Alright y’all, just when you thought the Pacific Classic couldn’t get any juicier, here comes Fierceness struttin’ in like he owns the joint — and right behind him? Mike Repole, the self-appointed commissioner of racing, ridin’ shotgun with a microphone in one hand and a double standard in the other.


Now listen, Repole — bless his caffeinated heart — he’s a walking soundbite. The man talks more than a preacher at a tent revival, and with about the same amount of self-righteous fire. He's got opinions on everything from steward decisions to how to fix racing, as long as the fix benefits him and his horse. He wants transparency... except when it’s about his scratches.


He wants fairness... unless his horse didn’t win. Buddy's got more shifting standards than a moody teenager deciding who to take to prom.


But hey, one thing's for sure — he shows up to win, and Fierceness is no joke. Repole puts his monies where his very big mouth is. That colt’s been punching above his weight since day one. He ain’t exactly built like a tank, more like a wirey little scrapper, but he’s got rocket fuel in his hooves and the heart of a fighter. And you know Repole’s in his ear like Rocky coaching Adonis Creed:“Yo, Fierceness! Take it to ‘em! Don’t wait, GO NOW!”

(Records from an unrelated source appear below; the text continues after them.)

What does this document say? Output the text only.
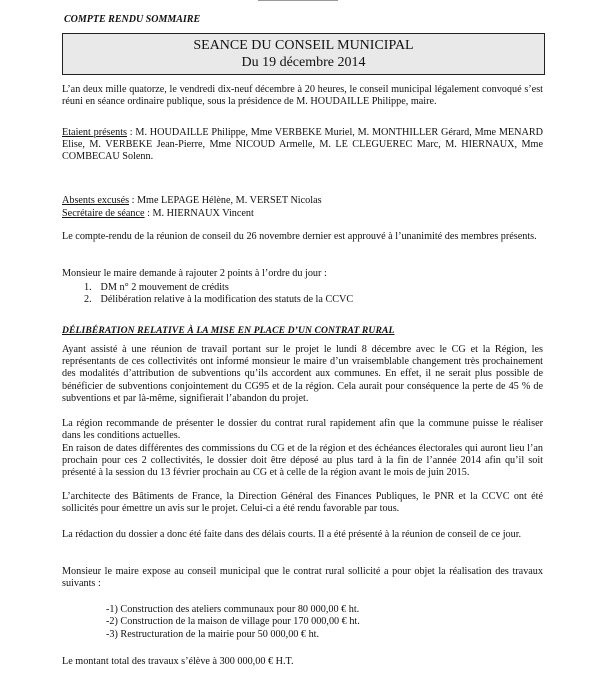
COMPTE RENDU SOMMAIRE
SEANCE DU CONSEIL MUNICIPAL
Du 19 décembre 2014
L’an deux mille quatorze, le vendredi dix-neuf décembre à 20 heures, le conseil municipal légalement convoqué s’est réuni en séance ordinaire publique, sous la présidence de M. HOUDAILLE Philippe, maire.
Etaient présents : M. HOUDAILLE Philippe, Mme VERBEKE Muriel, M. MONTHILLER Gérard, Mme MENARD Elise, M. VERBEKE Jean-Pierre, Mme NICOUD Armelle, M. LE CLEGUEREC Marc, M. HIERNAUX, Mme COMBECAU Solenn.
Absents excusés : Mme LEPAGE Hélène, M. VERSET Nicolas
Secrétaire de séance : M. HIERNAUX Vincent
Le compte-rendu de la réunion de conseil du 26 novembre dernier est approuvé à l’unanimité des membres présents.
Monsieur le maire demande à rajouter 2 points à l’ordre du jour :
1. DM n° 2 mouvement de crédits
2. Délibération relative à la modification des statuts de la CCVC
DÉLIBÉRATION RELATIVE À LA MISE EN PLACE D’UN CONTRAT RURAL
Ayant assisté à une réunion de travail portant sur le projet le lundi 8 décembre avec le CG et la Région, les représentants de ces collectivités ont informé monsieur le maire d’un vraisemblable changement très prochainement des modalités d’attribution de subventions qu’ils accordent aux communes. En effet, il ne serait plus possible de bénéficier de subventions conjointement du CG95 et de la région. Cela aurait pour conséquence la perte de 45 % de subventions et par là-même, signifierait l’abandon du projet.
La région recommande de présenter le dossier du contrat rural rapidement afin que la commune puisse le réaliser dans les conditions actuelles.
En raison de dates différentes des commissions du CG et de la région et des échéances électorales qui auront lieu l’an prochain pour ces 2 collectivités, le dossier doit être déposé au plus tard à la fin de l’année 2014 afin qu’il soit présenté à la session du 13 février prochain au CG et à celle de la région avant le mois de juin 2015.
L’architecte des Bâtiments de France, la Direction Général des Finances Publiques, le PNR et la CCVC ont été sollicités pour émettre un avis sur le projet. Celui-ci a été rendu favorable par tous.
La rédaction du dossier a donc été faite dans des délais courts. Il a été présenté à la réunion de conseil de ce jour.
Monsieur le maire expose au conseil municipal que le contrat rural sollicité a pour objet la réalisation des travaux suivants :
-1) Construction des ateliers communaux pour 80 000,00 € ht.
-2) Construction de la maison de village pour 170 000,00 € ht.
-3) Restructuration de la mairie pour 50 000,00 € ht.
Le montant total des travaux s’élève à 300 000,00 € H.T.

You can just imagine that horse trash-talkin' the entire field down the backstretch like he's Apollo Creed mic'd up for HBO.


And Todd Pletcher? Poor Todd just stands there like the dad at Chuck E. Cheese who's just tryna keep the peace while the kids break furniture. Man’s stoic, cool, professional — says five words a week — and probably hasn't gotten a full sentence in since he met Repole. But he sure as hell trains 'em good.

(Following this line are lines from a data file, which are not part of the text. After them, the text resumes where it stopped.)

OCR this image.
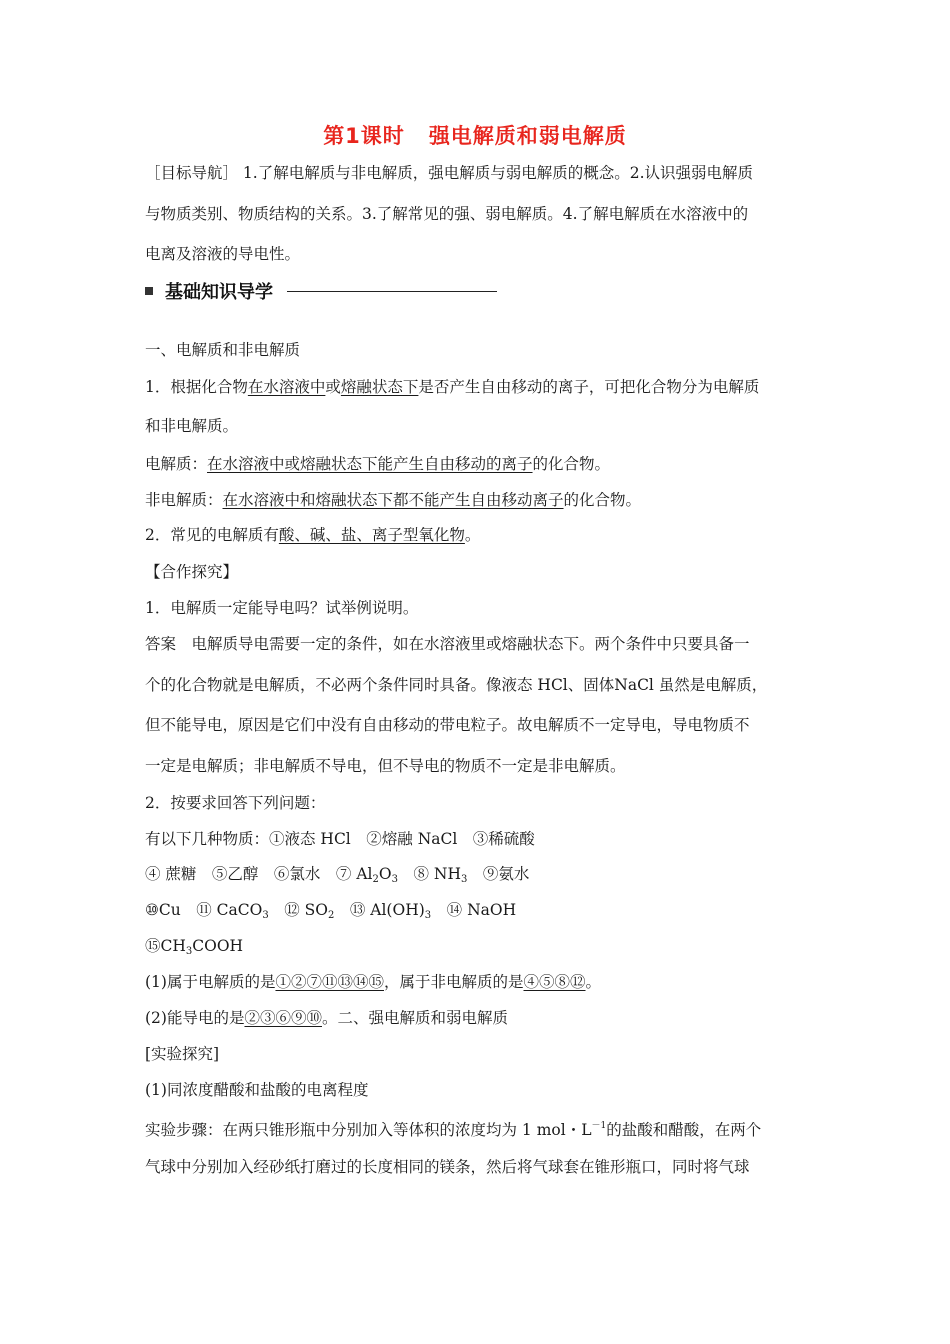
第1课时 强电解质和弱电解质
［目标导航］ 1.了解电解质与非电解质，强电解质与弱电解质的概念。2.认识强弱电解质
与物质类别、物质结构的关系。3.了解常见的强、弱电解质。4.了解电解质在水溶液中的
电离及溶液的导电性。
基础知识导学
一、电解质和非电解质
1．根据化合物在水溶液中或熔融状态下是否产生自由移动的离子，可把化合物分为电解质
和非电解质。
电解质：在水溶液中或熔融状态下能产生自由移动的离子的化合物。
非电解质：在水溶液中和熔融状态下都不能产生自由移动离子的化合物。
2．常见的电解质有酸、碱、盐、离子型氧化物。
【合作探究】
1．电解质一定能导电吗？试举例说明。
答案　电解质导电需要一定的条件，如在水溶液里或熔融状态下。两个条件中只要具备一
个的化合物就是电解质，不必两个条件同时具备。像液态 HCl、固体NaCl 虽然是电解质，
但不能导电，原因是它们中没有自由移动的带电粒子。故电解质不一定导电，导电物质不
一定是电解质；非电解质不导电，但不导电的物质不一定是非电解质。
2．按要求回答下列问题：
有以下几种物质：①液态 HCl　②熔融 NaCl　③稀硫酸
④ 蔗糖　⑤乙醇　⑥氯水　⑦ $Al_2O_3$　⑧ $NH_3$　⑨氨水
⑩Cu　⑪ CaCO$_3$　⑫ $SO_2$　⑬ $Al(OH)_3$　⑭ NaOH
$⑮CH_3COOH$
(1)属于电解质的是①②⑦⑪⑬⑭⑮，属于非电解质的是④⑤⑧⑫。
(2)能导电的是②③⑥⑨⑩。二、强电解质和弱电解质
[实验探究]
(1)同浓度醋酸和盐酸的电离程度
实验步骤：在两只锥形瓶中分别加入等体积的浓度均为 1 mol・$L^{-1}$的盐酸和醋酸，在两个
气球中分别加入经砂纸打磨过的长度相同的镁条，然后将气球套在锥形瓶口，同时将气球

Now, as for the race? Whew. It’s a tactical freakshow in the best way:

  • Fierceness is all speed. Front-end freak. Needs things his way and even whe he's hooked he may throw a tantrum and fight back in it in by the eighth pole.

  • Nysos? Buddy can match him early and sustain late. He’s got gears. Grit. And a brain in his head, and possibly the greatest trainer to don a white hair do

  • Then there’s Journalism — that stretch-running assassin who shows up late like a horror movie villain in Act III like Freddy Kruger or Michael from Halloween without a mask, you think he’s out of it, and then BAM, he’s ghostin' past ‘em like they’re standin’ still.


And thank the turf gods, no Sovereignty here — not this time. He got his licks in beating up a 5-horse Travers field of four less than Grade 3 runners. Looked good doing it, but let’s not act like he just stormed the beaches at Normandy. Not yet. He will need to storm the beaches at Del Mar this fall.


Maybe, just maybe, come Breeders’ Cup time, we’ll get the full party: Mindframe, Sovereignty, Fierceness, Nysos, Journalism — all throwin’ down by the Pacific Ocean, under the sun, with tacos in one hand and dreams in the other. But for now?


It's the Pacific Classic, which makes Del Mar > Saratoga.


So, You’re in Del Mar, baby, grab a taco from Roberto’s, make a dinner res at Maurizio’s, and put your money where your mouth is, 'cause this right here? This is the Pacific Classic. And it’s gonna be a damn classic indeed.


Let me end on this: Saratoga, for some It’s magic, it’s tradition, it’s Americana with a side of racing. But Del Mar? Del Mar is chill, sunny, sharp, and delivers the goods — especially in 2025.


Pacific Classic is the race this year. Nysos is the truth, Journalism is the man, and Fierceness, well, Repole will tell you.


And if you ain’t watchin’? Well… bless your heart.